The film has too main criticisms. The first is Phoebe Waller-Bridge’s character Helena Shaw. The installment ‘s leading lady, she plays the daughter of Jones’ colleague Basil Shaw, a Marcus Brody-type helpless character, though it was nice to see Toby Jones not play a bad guy in a movie. Waller-Bridge is a hybrid of Jones and his arch nemesis from Ark, the unscrupulous artifact poacher Rene Belloq.
Waller-Bridge is forced into being a greater character though resembles Ms. Hathaway from Beverly Hillbillies cast as Lara Croft. There’s definitely a “Mary Sue” thing going with the Helena Shaw character (Google it).
Then there’s the most blatant unnecessary pc scene where a white child of privilege is shown mocking the poor attire of Shaw’s sidekick Teddy Kumar, a Moroccan version of the artful Dodger from Oliver Twist. Teddy retaliates by pickpocketing the pint sized representative of a power class and using the lifted cash to buy himself ice cream.
Mads Mikkelsen’s Nazi Jurgen Voller is a solid villain but undermined by poor scriptwriting and a not-so-well-developed plot.
On the positive side they do manage to create subtle linkages to the more agreeable parts of Indy 4 and they do bring back popular characters and those who portrayed them from past films, though the resourceful Sallah is relegated to the life of a war refugee who drives a taxi. Perhaps those are the limits of John Rhys Davies range at his age and condition. Also Antonio Banderas has a bit role no more relevant than Benecio del Toro’s role and relevance in the aforementioned and lamented Episode 8.

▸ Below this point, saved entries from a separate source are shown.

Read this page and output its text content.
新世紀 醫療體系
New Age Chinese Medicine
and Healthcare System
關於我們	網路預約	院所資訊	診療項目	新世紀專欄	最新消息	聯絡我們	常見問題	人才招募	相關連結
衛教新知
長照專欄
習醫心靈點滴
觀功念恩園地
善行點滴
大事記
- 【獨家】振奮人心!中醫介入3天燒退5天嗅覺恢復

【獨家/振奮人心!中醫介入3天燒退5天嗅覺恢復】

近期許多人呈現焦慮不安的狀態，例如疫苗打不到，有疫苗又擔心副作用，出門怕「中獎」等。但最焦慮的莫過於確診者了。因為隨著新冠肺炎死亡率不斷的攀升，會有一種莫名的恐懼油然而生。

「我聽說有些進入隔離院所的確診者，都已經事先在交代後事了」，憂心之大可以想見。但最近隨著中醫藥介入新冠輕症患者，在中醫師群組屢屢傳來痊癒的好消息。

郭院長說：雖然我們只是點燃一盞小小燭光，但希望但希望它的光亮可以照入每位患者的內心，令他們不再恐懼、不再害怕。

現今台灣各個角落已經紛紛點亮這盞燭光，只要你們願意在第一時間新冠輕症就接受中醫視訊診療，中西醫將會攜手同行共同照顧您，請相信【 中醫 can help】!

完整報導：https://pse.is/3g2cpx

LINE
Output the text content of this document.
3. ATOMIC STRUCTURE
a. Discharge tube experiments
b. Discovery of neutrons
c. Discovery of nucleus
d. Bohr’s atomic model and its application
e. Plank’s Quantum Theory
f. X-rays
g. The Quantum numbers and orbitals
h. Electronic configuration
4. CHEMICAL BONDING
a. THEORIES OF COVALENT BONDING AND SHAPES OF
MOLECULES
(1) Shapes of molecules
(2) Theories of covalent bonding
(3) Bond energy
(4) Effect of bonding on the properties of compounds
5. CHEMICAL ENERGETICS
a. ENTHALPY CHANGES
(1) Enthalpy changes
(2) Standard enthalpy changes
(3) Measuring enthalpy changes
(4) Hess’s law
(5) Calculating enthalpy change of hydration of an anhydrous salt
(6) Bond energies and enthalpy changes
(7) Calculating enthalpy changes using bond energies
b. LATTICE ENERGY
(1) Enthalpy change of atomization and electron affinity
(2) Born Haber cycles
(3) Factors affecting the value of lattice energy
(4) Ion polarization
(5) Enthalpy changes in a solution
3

Indiana Jones 5 is already being declared a bust financially and when considering its half-billion dollar budget and what it came after, it would’ve needed to be on the level of Ark and Crusade to have stood a chance.
And it’s not.
However if you are a fan of the character and suffered through Crystal Skull, Dial of Destiny is at least an improvement of its antecedent and it does complete the franchise giving Indy an honorable though not spectacular exit.